1:自衛隊中央病院腎臓内科、2:自衛隊中央病院泌尿器科、3:総合高津中央病院泌尿器科

 

【緒言】皮静脈は先天的に血管壁脆弱性を有し,外傷や炎症,静脈圧の上昇等から容易にその構造・走行は変容する.
【症例】59 歳男性
【現病歴】36 歳2 型糖尿病.58 歳CABG.200X 年2 月糖尿病性腎不全で右前腕AVF 作成.7 月に透析導入もV 側返血困難と静脈高血圧でPTA 実施,弁狭窄解除も流出静脈本幹途絶で中枢にAVF 再建.
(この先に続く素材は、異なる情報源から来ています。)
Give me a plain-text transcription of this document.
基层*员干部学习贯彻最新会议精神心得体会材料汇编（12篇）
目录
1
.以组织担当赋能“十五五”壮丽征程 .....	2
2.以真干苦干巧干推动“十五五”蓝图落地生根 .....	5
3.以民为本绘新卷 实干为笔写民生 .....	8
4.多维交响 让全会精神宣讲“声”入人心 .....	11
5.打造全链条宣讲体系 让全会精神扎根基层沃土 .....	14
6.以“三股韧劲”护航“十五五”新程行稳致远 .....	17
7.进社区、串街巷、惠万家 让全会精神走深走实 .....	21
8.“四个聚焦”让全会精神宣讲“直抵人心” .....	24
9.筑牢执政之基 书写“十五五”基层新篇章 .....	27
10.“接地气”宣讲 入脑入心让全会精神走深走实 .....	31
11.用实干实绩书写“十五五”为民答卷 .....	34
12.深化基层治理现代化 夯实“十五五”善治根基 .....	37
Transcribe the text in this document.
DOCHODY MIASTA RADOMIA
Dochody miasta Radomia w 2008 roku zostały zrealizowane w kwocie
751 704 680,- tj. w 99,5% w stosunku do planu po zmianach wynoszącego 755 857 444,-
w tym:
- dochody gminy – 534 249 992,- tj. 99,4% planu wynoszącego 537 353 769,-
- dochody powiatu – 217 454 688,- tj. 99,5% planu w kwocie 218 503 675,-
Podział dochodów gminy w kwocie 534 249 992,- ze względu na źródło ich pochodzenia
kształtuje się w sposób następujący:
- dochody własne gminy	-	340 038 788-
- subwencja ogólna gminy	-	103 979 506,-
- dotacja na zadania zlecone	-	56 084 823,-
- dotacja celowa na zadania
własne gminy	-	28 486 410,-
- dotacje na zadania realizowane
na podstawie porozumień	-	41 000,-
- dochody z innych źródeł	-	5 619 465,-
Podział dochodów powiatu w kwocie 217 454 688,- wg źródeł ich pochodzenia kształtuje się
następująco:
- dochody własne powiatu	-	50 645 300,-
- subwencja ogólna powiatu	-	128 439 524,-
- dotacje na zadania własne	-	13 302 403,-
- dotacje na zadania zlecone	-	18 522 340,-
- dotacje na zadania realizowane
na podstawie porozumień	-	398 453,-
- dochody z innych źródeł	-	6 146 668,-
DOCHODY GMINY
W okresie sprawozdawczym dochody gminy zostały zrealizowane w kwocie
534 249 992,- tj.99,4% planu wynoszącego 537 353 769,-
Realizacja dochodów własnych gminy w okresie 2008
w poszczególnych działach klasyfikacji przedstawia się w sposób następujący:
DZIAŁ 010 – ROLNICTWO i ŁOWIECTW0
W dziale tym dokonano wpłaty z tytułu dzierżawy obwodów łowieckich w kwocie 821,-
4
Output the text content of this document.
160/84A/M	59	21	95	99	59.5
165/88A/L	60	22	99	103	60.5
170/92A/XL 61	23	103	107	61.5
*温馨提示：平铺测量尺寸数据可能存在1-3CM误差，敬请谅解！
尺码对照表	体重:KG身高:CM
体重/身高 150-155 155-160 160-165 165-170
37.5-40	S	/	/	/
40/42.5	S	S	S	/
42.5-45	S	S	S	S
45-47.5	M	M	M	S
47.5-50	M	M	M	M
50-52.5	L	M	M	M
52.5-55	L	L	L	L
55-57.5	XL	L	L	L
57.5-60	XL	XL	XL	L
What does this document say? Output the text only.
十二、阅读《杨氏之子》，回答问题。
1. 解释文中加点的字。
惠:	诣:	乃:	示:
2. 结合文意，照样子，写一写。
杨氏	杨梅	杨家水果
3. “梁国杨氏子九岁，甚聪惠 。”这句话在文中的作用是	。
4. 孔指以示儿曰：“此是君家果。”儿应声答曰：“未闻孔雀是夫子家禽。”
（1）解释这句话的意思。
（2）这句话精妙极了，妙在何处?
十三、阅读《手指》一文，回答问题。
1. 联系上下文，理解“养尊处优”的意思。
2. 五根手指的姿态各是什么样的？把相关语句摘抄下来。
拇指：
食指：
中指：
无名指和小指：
その後,右内頸静脈にテシオカテ1 本留置しA 側ブリッジ使用,左肘静脈に返血.8 月再建AVF 発育不良と静脈高血圧遷延し橈側皮静脈経由のAVG(ePTFE)留置.以後3 週間は再建AVF をA 側,テシオカテをV 側.AVG 使用に伴い7 週間でカテ抜去.
【考察】AVF 作成後に吻合部近傍開存もV 側穿刺困難と静脈高血圧から当初HD 導入不能.原因は,深部静脈への側副路発達と,AVF流出静脈本幹の肘部尺側静脈での途絶と推定.
【結語】長期留置型カテーテルの選択使用は,脱血側A 側血流の安定確保のみならず,返血側V側血流のブリッジ使用にも好適と思われた.